The study demonstrates a defensive targeting concept: by programming MSCs with a modular Notch-core-based synthetic receptor, therapeutic payload production (endostatin) occurs only upon direct contact with Her2+ tumor cells, minimizing exposure in healthy tissues. This approach addresses limitations of conventional targeting strategies that still leave substantial drug in non-tumor compartments due to biological barriers. The Notch-core’s tension-dependent activation confers contact-dependent specificity, reducing risks of remote, cytokine-mediated off-target activation and leakage. Functionally, iMSCEndostatin showed precise tumor recognition, selective activation, and sustained, periodic secretion of an anti-angiogenic payload, achieving inhibition of endothelial proliferation and angiogenesis in vitro and reduced tumor growth and vascularization in vivo, with no observed cardiotoxicity. The system’s modularity suggests adaptability: different recognition domains could target diverse tumor antigens, and response modules could drive alternative therapeutics. Moreover, orthogonal transcription systems could enable multiplexed programs for more complex logic and enhanced safety. Collectively, the findings validate that restricting drug deployment to lesions can lock therapeutic toxicity within tumors and reduce systemic side effects.
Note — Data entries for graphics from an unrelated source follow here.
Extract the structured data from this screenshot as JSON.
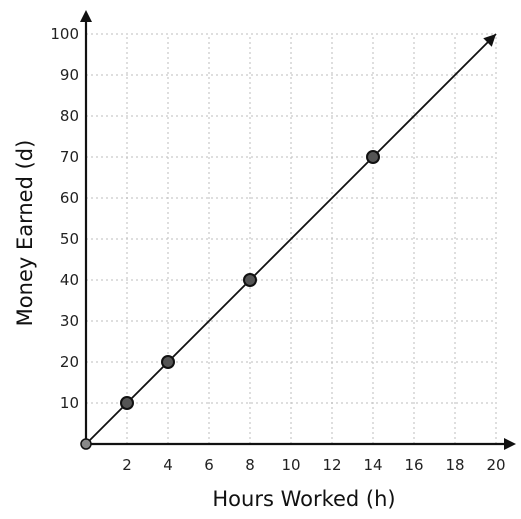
{
  "chart_data": {
    "type": "line",
    "title": "",
    "xlabel": "Hours Worked (h)",
    "ylabel": "Money Earned (d)",
    "xlim": [
      0,
      20
    ],
    "ylim": [
      0,
      100
    ],
    "grid": true,
    "x_ticks": [
      "2",
      "4",
      "6",
      "8",
      "10",
      "12",
      "14",
      "16",
      "18",
      "20"
    ],
    "y_ticks": [
      "10",
      "20",
      "30",
      "40",
      "50",
      "60",
      "70",
      "80",
      "90",
      "100"
    ],
    "series": [
      {
        "x": [
          0,
          2,
          4,
          8,
          14
        ],
        "y": [
          0,
          10,
          20,
          40,
          70
        ]
      }
    ],
    "line_extends_to": [
      20,
      100
    ],
    "colors": {
      "line": "#111111",
      "grid": "#bdbdbd"
    }
  }
}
This work introduces iMSCEndostatin, an MSC-based intelligent drug that couples synNotch-like tumor recognition (Her2-affibody) to inducible secretion of endostatin, embodying a defensive targeting strategy. It selectively activates at Her2+ tumor sites, discriminates against normal cells, produces and secretes endostatin with defined kinetics, inhibits angiogenesis, and suppresses tumor growth in vivo without detectable cardiotoxicity. The platform’s modular design enables reprogramming of both inputs (tumor antigens) and outputs (therapeutic payloads), supporting personalized and multiplexed therapies. Future research should expand to additional tumor targets and payloads, optimize activation kinetics and secretion rates, evaluate long-term persistence and immunogenicity, implement multi-input safety logic, and conduct comprehensive preclinical toxicology and biodistribution studies to advance toward clinical translation.

- Scope limited to Her2+ models (BT474, Skov3, engineered Emt-6); generalizability to other tumor types and heterogeneous antigen expression remains to be shown. - Activation kinetics are relatively slow (onset ~12 h, peak ~48 h), which may limit applicability in rapidly progressing contexts. - Quantified endostatin output per cell is low on a per-cell basis; scaling to therapeutic levels relies on large cell numbers and persistence, which were not fully optimized. - Animal studies used small cohorts (n=5) without a priori power calculations; longer-term efficacy, biodistribution, and safety (including immunogenicity of synthetic receptors and secreted proteins) were not extensively characterized. - Normal tissue off-target activation was tested in selected cell types; comprehensive profiling across diverse tissues and inflammatory conditions is still needed.